Honduran Military to Open Records to Civilian Investigators
Jun. 14, 1995
TEGUCIGALPA, Honduras (AP) _ The Honduran military promised Wednesday to open its records to civilian investigators examining the fates of 184 suspected leftists who disappeared in the 1980s.
``Respect of the law is fundamental, and nobody is above the law _ not even the armed forces,'' said spokesman Col. Napoleon Santos Aguilar.
``Thus the armed forces will open all of its files in the case when the responsible authorities consider it necessary to ask for the information.''
He declined to comment on an alleged role in the disappearances and tortures of suspected leftists by the U.S. State Department and the CIA.
A 1993 Honduran government report said members of Battalion 316, a counterinsurgency organization that is blamed for the disappearances, were CIA-trained.
The Sun of Baltimore said in a weekend article that the State Department and the CIA knew of the battalion's activities and did not stop them.

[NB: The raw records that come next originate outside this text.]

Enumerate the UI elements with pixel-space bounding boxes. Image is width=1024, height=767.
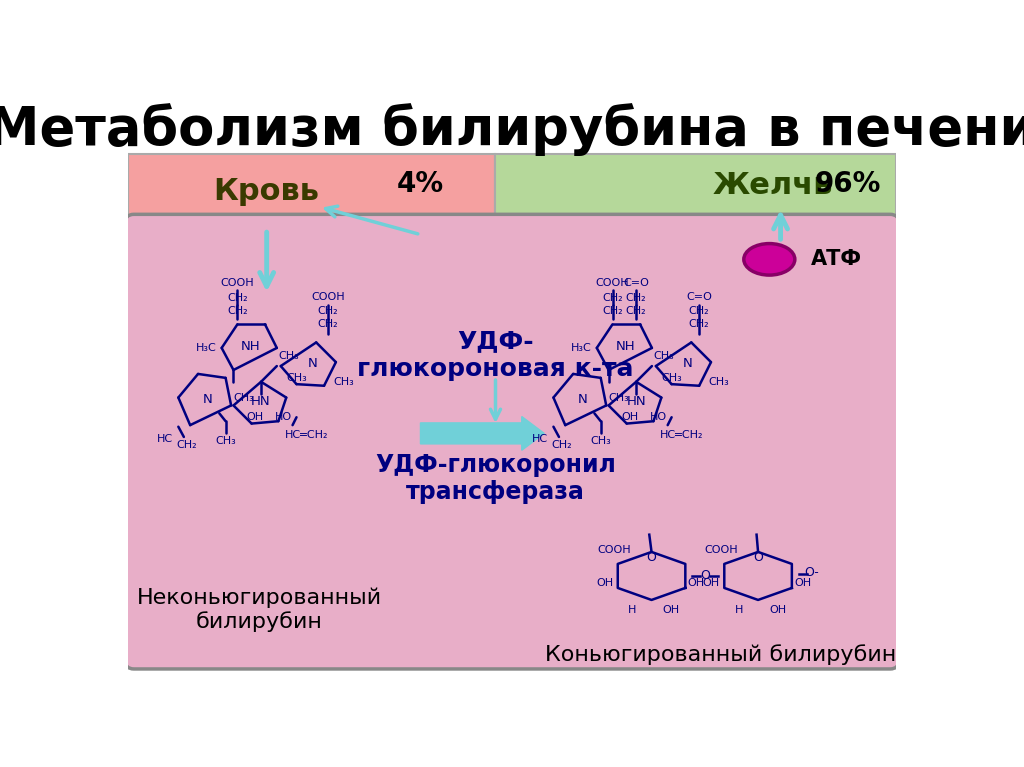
Text: УДФ-
глюкороновая к-та: УДФ- глюкороновая к-та [357,329,634,380]
Text: CH₃: CH₃ [286,373,307,383]
Text: CH₂: CH₂ [602,292,623,302]
Text: CH₂: CH₂ [176,439,197,449]
Text: H: H [734,604,742,614]
Text: N: N [203,393,212,406]
Text: CH₂: CH₂ [626,306,646,316]
Text: HO: HO [649,412,667,423]
Text: CH₃: CH₃ [591,436,611,446]
Text: OH: OH [795,578,811,588]
Text: CH₂: CH₂ [227,306,248,316]
Text: OH: OH [596,578,613,588]
Text: O: O [646,551,656,565]
Text: Кровь: Кровь [214,177,319,206]
Bar [496,154,896,225]
Text: OH: OH [702,578,720,588]
Text: O-: O- [805,567,819,579]
Bar [128,154,496,225]
Text: Желчь: Желчь [713,171,834,200]
Text: CH₃: CH₃ [608,393,629,403]
Text: H₃C: H₃C [196,343,216,353]
Text: Коньюгированный билирубин: Коньюгированный билирубин [545,644,896,665]
Text: OH: OH [663,604,680,614]
Text: HN: HN [251,395,271,408]
Text: CH₃: CH₃ [709,377,729,387]
Text: HO: HO [274,412,292,423]
Text: УДФ-глюкоронил
трансфераза: УДФ-глюкоронил трансфераза [375,453,615,505]
Text: COOH: COOH [598,545,631,555]
Text: N: N [682,357,692,370]
FancyBboxPatch shape [125,214,899,669]
Text: CH₂: CH₂ [689,319,710,329]
Text: HN: HN [627,395,646,408]
Text: HC: HC [531,433,548,443]
Text: CH₃: CH₃ [215,436,236,446]
Text: O: O [699,569,710,582]
Text: COOH: COOH [596,278,630,288]
Text: O: O [753,551,763,565]
Text: H: H [628,604,636,614]
Text: CH₂: CH₂ [626,292,646,302]
Text: N: N [307,357,317,370]
Text: OH: OH [769,604,786,614]
Text: CH₃: CH₃ [334,377,354,387]
Text: CH₃: CH₃ [662,373,682,383]
Text: CH₂: CH₂ [227,292,248,302]
Text: COOH: COOH [311,291,345,301]
Text: CH₃: CH₃ [279,351,299,360]
Text: COOH: COOH [220,278,254,288]
Text: HC═CH₂: HC═CH₂ [285,430,329,439]
Text: C=O: C=O [686,291,712,301]
Ellipse shape [743,244,795,275]
Text: Неконьюгированный
билирубин: Неконьюгированный билирубин [136,588,382,632]
Text: HC═CH₂: HC═CH₂ [660,430,703,439]
Text: NH: NH [241,340,261,353]
Text: CH₂: CH₂ [317,319,338,329]
Text: 96%: 96% [815,170,882,199]
Text: OH: OH [688,578,705,588]
FancyArrow shape [421,416,545,450]
Text: COOH: COOH [705,545,738,555]
Text: OH: OH [246,412,263,423]
Text: CH₂: CH₂ [689,306,710,316]
Text: OH: OH [622,412,638,423]
Text: CH₂: CH₂ [317,306,338,316]
Text: CH₃: CH₃ [233,393,254,403]
Text: HC: HC [157,433,173,443]
Text: CH₃: CH₃ [653,351,674,360]
Text: NH: NH [616,340,636,353]
Text: H₃C: H₃C [570,343,592,353]
Text: АТФ: АТФ [811,249,861,269]
Text: CH₂: CH₂ [551,439,571,449]
Text: C=O: C=O [624,278,649,288]
Text: 4%: 4% [397,170,444,199]
Text: CH₂: CH₂ [602,306,623,316]
Text: Метаболизм билирубина в печени: Метаболизм билирубина в печени [0,103,1024,156]
Text: N: N [578,393,588,406]
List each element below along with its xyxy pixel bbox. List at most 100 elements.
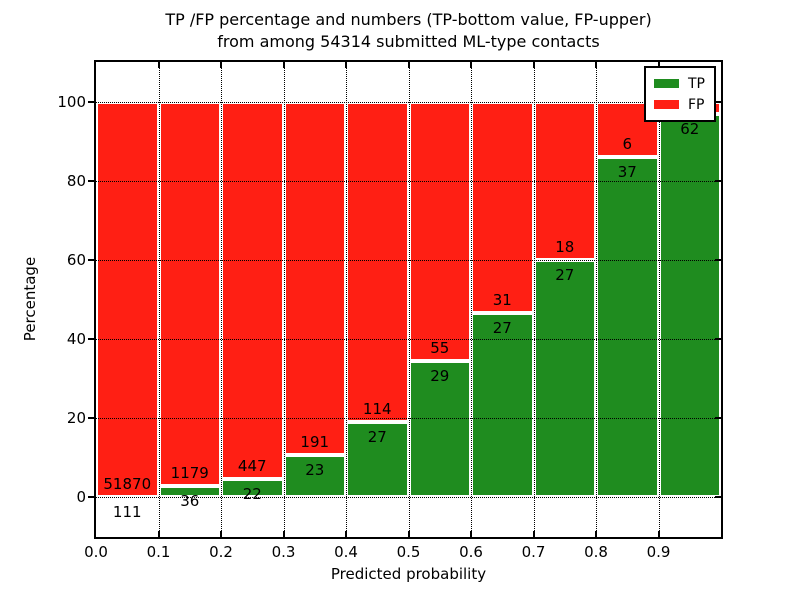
gridline [596,62,597,537]
axis-tick [407,62,410,68]
bar-segment-fp [346,101,409,422]
axis-tick [88,417,94,420]
y-tick-label: 40 [66,330,86,349]
gridline [96,339,721,341]
gridline [408,62,410,537]
legend-row-tp: TP [654,73,705,94]
legend: TP FP [644,66,716,122]
x-tick-label: 0.5 [396,543,421,561]
axis-tick [470,531,472,537]
axis-tick [345,531,347,537]
fp-count-label: 1179 [170,463,209,482]
fp-count-label: 447 [237,456,267,475]
gridline [533,62,535,537]
x-tick-label: 0.0 [84,543,108,561]
axis-tick [282,62,285,68]
axis-tick [157,62,160,68]
y-tick-label: 60 [66,250,86,269]
axis-tick [532,62,535,68]
fp-count-label: 18 [555,237,575,256]
axis-tick [715,417,721,420]
x-axis-label: Predicted probability [330,565,487,583]
gridline [658,62,660,537]
bar-segment-fp [533,101,596,260]
x-tick-label: 0.3 [271,543,296,561]
chart-title-line-2: from among 54314 submitted ML-type conta… [217,32,600,51]
axis-tick [88,258,94,261]
gridline [471,62,472,537]
x-tick-label: 0.6 [459,543,483,561]
chart-title-line-1: TP /FP percentage and numbers (TP-bottom… [165,10,652,29]
y-tick-label: 100 [57,92,86,111]
gridline [96,418,721,420]
fp-count-label: 55 [430,338,450,357]
x-tick-label: 0.8 [584,543,608,561]
bar-segment-fp [408,101,471,361]
bar-segment-fp [221,101,284,479]
axis-tick [157,531,160,537]
axis-tick [88,496,94,499]
axis-tick [88,100,94,103]
tp-count-label: 36 [180,491,200,510]
axis-tick [407,531,410,537]
axis-tick [532,531,535,537]
legend-row-fp: FP [654,94,705,115]
axis-tick [282,531,285,537]
x-tick-label: 0.1 [146,543,171,561]
bar-segment-tp [346,421,409,498]
tp-count-label: 29 [430,366,450,385]
y-tick-label: 20 [66,409,86,428]
axis-tick [88,179,94,182]
x-tick-label: 0.2 [209,543,233,561]
gridline [283,62,285,537]
axis-tick [88,338,94,341]
bar-segment-fp [471,101,534,314]
axis-tick [220,531,222,537]
plot-area: 51870 111 1179 36 447 22 191 23 114 27 55 29 31 27 18 2… [88,60,723,539]
axis-tick [595,531,597,537]
bar-segment-tp [471,313,534,498]
tp-count-label: 62 [680,119,700,138]
fp-count-label: 191 [300,432,330,451]
tp-count-label: 37 [617,162,637,181]
bar-segment-tp [658,113,721,498]
fp-count-label: 6 [622,134,633,153]
tp-count-label: 27 [492,319,512,338]
tp-count-label: 27 [367,427,387,446]
x-tick-label: 0.7 [521,543,546,561]
bar-segment-fp [283,101,346,455]
axis-tick [715,258,721,261]
tp-count-label: 27 [555,265,575,284]
axis-tick [595,62,597,68]
axis-tick [715,338,721,341]
legend-label-tp: TP [688,75,705,92]
fp-swatch-icon [654,100,679,109]
tp-count-label: 22 [242,484,262,503]
bar-segment-tp [596,156,659,498]
x-tick-label: 0.4 [334,543,358,561]
axis-tick [657,531,660,537]
x-tick-label: 0.9 [646,543,671,561]
axis-tick [715,100,721,103]
bar-segment-tp [283,454,346,498]
gridline [96,259,721,261]
axis-tick [220,62,222,68]
axis-tick [715,496,721,499]
axis-tick [345,62,347,68]
y-axis-label: Percentage [21,256,39,342]
tp-swatch-icon [654,79,679,88]
axis-tick [657,62,660,68]
y-tick-label: 80 [66,171,86,190]
gridline [96,497,721,499]
bar-segment-tp [533,259,596,498]
gridline [96,101,721,103]
bar-segment-fp [158,101,221,486]
axis-tick [715,179,721,182]
gridline [158,62,160,537]
fp-count-label: 51870 [103,474,152,493]
tp-count-label: 23 [305,460,325,479]
gridline [221,62,222,537]
gridline [96,180,721,182]
fp-count-label: 31 [492,291,512,310]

In the 1980s, Honduras was the American staging ground for its efforts supporting rightist rebels trying to topple the leftist Sandinista government in neighboring Nicaragua.
It also was a supply and intelligence point for American support of the El Salvador government in its fight against leftist rebels, and American policy deemed it essential to keep Honduras in friendly hands.

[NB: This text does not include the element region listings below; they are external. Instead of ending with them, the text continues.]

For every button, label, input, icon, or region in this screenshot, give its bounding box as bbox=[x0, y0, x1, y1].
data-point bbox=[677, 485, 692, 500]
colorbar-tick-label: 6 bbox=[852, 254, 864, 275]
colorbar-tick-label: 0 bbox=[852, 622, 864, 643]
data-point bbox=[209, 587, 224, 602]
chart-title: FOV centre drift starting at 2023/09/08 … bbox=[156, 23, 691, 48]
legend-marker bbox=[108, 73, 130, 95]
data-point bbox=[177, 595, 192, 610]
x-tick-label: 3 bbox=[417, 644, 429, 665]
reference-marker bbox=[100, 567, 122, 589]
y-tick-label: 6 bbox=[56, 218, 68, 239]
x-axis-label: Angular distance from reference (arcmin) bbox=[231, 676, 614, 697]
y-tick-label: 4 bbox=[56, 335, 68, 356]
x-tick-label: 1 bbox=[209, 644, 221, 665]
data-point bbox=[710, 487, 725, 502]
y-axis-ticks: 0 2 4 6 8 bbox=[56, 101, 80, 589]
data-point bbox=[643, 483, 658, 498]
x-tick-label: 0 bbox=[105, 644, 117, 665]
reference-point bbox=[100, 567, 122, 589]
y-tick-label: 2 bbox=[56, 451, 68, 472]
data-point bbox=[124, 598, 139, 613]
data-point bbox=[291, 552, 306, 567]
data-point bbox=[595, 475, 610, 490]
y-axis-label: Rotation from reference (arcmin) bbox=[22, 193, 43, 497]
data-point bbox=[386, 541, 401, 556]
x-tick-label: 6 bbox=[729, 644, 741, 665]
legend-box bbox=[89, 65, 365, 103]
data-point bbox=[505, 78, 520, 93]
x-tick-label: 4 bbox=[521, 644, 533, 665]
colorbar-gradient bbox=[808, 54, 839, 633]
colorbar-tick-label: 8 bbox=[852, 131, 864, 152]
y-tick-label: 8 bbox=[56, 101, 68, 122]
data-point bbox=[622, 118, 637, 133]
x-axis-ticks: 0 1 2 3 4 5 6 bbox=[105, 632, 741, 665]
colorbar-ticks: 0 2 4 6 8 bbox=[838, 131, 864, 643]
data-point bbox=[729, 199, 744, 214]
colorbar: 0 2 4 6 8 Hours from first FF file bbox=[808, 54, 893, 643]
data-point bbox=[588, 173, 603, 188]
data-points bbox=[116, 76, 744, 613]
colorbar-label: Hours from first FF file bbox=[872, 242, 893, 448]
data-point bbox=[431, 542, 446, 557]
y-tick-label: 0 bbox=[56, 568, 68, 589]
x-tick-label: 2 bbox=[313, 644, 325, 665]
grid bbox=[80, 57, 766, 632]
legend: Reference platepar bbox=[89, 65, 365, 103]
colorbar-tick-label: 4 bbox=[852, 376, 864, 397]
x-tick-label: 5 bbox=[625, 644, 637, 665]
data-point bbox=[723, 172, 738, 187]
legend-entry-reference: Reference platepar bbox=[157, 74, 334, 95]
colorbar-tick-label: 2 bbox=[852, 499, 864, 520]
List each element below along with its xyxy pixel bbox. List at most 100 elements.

The battalion was officially formed in 1984 under the command of Gen. Luis Alonso Discua, the current head of the Honduran military, although it is thought to have been in operation since about 1982. Discua led it for only about two months.
It was disbanded in 1987.
The president of Honduras' independent Human Rights Commission, Ramon Custodio, asked the military Wednesday to open its records and asked Vice President Gen. Walter Lopez Reyes and Discua to explain any participation they had in the disappearances.
Lopez Reyes headed the military from 1984 to 1986, during which about 22 people were listed as having disappeared.
Santos Aguilar said the armed forces ``will not permit any of its officers to be jailed just because of pressure from local human rights organizations.'' He said any officer would testify when called but that courts must act only on concrete evidence.
The Honduran press in December published a 1984 memo from Lopez Reyes to subordinates recommending a cover-up policy when it came to missing leftists. It said members of the military must be protected and that the interests of the armed forces must prevail.
Discua denied Wednesday ever ordering the kidnapping or assassination of anyone, saying he was ``very Catholic, and I don't do what I don't want to do.''
Honduras said Tuesday it will investigate the activities of two former American ambassadors in Honduras during the 1980's, current and former CIA agents and more than 100 Honduran military officers.